Side note: I am writing this post early in the morning the next day because last night I went to straight to bed due to a food induced coma…食べホ代はとても良かったです。ごちそうさまでした
Noto-san’s brief introductory lecture on shinto was easy to understand an extremely helpful for an outsider very much like ourselves. Living in the United States for most of my life, I struggle with the idea of Kami (神), which in English we roughly translate as god. Noto-San used a quote from Motoori Norinaga that explains what Kami is:
“Whatever seemed strikingly impressive, possessed the quality of excellence and virtue and inspired a feeling of awe…” that is Kami.
In ancient Shinto, these kami were associated with nature, such as mountains, waterfalls, great stones, etc.

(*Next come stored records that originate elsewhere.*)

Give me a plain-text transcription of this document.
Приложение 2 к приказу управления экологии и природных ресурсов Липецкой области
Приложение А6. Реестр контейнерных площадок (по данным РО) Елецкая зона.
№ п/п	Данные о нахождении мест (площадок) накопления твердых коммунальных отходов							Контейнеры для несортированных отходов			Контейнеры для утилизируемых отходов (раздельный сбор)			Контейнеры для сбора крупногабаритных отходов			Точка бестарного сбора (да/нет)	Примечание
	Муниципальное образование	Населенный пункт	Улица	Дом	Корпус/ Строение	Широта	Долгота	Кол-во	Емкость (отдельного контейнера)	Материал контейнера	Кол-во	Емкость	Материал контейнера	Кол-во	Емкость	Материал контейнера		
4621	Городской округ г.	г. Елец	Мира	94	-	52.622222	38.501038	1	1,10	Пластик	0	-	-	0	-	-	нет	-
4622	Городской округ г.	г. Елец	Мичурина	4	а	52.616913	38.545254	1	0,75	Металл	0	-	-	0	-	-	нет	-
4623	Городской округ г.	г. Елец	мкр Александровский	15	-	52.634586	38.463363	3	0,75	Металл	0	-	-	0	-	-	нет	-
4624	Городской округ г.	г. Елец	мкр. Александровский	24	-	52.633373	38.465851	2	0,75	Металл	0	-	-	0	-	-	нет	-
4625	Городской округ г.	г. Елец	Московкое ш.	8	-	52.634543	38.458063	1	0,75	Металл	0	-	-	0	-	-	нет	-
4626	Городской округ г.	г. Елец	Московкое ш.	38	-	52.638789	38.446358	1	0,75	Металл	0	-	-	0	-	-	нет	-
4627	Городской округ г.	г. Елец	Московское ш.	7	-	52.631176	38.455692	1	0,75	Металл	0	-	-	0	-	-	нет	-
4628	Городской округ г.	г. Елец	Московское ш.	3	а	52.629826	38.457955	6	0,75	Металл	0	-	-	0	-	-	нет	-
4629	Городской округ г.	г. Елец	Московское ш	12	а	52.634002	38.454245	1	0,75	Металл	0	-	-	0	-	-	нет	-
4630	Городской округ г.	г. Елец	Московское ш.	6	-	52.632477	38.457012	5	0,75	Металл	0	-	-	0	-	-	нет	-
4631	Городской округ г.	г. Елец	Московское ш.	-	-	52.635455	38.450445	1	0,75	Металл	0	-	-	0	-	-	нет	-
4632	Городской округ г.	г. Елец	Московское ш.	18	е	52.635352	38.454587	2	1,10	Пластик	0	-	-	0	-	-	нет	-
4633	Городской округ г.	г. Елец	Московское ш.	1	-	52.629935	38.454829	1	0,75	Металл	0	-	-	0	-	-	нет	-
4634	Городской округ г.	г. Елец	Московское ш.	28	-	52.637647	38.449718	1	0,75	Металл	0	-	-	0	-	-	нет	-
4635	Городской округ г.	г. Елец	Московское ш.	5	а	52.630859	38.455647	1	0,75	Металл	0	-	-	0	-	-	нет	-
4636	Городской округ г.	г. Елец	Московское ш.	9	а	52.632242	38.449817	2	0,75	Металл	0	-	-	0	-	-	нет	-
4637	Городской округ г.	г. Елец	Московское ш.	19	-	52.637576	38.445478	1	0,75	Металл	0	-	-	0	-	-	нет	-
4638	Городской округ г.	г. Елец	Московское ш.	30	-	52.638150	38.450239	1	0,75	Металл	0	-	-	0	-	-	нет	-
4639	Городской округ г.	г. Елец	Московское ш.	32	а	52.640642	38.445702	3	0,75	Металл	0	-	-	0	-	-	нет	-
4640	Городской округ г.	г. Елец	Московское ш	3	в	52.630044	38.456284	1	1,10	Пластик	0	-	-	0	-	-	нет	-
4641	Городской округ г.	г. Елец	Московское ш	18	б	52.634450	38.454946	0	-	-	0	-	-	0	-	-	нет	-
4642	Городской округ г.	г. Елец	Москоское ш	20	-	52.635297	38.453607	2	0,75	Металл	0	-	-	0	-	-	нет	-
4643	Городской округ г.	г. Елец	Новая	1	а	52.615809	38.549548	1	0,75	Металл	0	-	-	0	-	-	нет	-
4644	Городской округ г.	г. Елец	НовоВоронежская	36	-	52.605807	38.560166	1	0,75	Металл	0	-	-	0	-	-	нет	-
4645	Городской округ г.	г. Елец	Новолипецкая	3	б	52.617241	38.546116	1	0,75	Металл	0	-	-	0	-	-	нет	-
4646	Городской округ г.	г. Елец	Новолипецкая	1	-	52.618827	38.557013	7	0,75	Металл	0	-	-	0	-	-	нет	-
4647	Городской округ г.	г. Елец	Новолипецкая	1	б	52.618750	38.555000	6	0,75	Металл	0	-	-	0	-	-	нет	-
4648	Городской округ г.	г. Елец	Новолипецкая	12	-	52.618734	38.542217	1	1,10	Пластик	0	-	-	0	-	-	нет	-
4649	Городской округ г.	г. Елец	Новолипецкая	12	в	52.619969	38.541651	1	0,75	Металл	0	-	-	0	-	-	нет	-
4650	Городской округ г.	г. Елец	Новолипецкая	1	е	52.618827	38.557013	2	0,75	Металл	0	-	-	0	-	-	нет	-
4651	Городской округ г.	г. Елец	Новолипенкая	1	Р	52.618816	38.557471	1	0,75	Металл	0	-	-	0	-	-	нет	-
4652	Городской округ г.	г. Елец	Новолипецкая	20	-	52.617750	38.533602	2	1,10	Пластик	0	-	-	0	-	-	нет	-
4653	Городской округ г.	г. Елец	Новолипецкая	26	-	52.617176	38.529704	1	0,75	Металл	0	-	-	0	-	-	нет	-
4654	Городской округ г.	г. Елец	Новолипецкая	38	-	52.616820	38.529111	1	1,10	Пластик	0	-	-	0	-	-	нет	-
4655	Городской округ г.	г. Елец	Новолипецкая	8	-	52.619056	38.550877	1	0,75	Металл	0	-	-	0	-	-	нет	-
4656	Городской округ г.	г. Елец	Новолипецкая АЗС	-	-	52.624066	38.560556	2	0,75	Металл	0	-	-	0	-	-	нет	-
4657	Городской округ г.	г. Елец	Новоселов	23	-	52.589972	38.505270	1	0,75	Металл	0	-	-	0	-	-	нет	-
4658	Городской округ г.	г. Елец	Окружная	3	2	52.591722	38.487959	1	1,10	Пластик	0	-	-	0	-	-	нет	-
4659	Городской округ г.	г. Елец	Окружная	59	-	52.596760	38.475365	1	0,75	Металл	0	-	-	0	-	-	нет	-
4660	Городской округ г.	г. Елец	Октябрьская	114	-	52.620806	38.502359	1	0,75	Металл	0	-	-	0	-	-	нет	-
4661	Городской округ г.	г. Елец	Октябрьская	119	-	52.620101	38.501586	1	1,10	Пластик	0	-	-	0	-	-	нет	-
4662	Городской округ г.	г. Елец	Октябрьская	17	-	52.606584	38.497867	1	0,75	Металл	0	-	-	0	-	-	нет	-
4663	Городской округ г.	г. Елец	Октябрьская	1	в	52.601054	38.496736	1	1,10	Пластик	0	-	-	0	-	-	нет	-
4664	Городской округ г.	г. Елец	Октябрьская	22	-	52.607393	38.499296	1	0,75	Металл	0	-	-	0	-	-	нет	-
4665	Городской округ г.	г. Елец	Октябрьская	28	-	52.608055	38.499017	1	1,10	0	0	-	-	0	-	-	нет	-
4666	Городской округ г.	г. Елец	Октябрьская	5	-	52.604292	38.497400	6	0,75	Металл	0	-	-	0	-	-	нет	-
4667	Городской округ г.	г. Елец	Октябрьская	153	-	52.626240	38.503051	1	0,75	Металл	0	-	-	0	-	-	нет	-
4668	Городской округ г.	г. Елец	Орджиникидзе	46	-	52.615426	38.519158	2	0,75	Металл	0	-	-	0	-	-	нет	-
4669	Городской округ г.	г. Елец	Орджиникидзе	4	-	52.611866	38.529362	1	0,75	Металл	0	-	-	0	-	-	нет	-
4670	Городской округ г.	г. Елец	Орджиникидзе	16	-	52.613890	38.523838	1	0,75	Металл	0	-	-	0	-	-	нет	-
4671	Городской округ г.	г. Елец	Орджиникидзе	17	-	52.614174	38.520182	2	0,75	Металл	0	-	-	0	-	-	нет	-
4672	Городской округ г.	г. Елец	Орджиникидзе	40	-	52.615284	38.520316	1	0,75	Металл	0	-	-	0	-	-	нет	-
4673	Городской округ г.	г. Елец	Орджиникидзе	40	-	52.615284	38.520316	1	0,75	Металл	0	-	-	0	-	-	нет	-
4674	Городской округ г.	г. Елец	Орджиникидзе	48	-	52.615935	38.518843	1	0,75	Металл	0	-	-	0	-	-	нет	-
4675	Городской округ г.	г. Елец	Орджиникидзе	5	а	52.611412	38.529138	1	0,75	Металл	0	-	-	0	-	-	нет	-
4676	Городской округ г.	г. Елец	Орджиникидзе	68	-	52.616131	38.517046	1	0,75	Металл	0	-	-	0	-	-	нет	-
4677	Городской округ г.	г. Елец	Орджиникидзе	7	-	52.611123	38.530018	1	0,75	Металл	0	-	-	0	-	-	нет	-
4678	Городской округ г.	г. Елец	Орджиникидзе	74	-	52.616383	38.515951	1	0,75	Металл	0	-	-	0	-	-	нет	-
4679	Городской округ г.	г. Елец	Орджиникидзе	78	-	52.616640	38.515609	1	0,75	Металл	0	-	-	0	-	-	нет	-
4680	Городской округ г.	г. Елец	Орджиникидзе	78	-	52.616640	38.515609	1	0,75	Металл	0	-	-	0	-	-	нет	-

It is all about recognizing and worshipping the immense power of nature.
However, people who demonstrate the “quality of excellence and virtue” can also be kami, so that is why there are people from history that are enshrined.
We learned about the basic components of the shinto shrine through lecture but it was a whole different experience being able to see the shrine. When we got to the shrine I was so impressed at the size of the main Tori-gate, my mouth literally fell open. (:O) After passing through the Sake offerings we were deep into the Chinju no mori (鎮守の杜) which is specifically a “man-made forest” to protect and invite the kami in.
At the end of Meiji Jingu tour, I found little treasures: Bonsai Trees!!! I really enjoy admiring these tiny yet majestic trees. These Bonsai Trees are offerings to the shrine. Some of these trees were incredibly old (over eighty years) and they were all unique.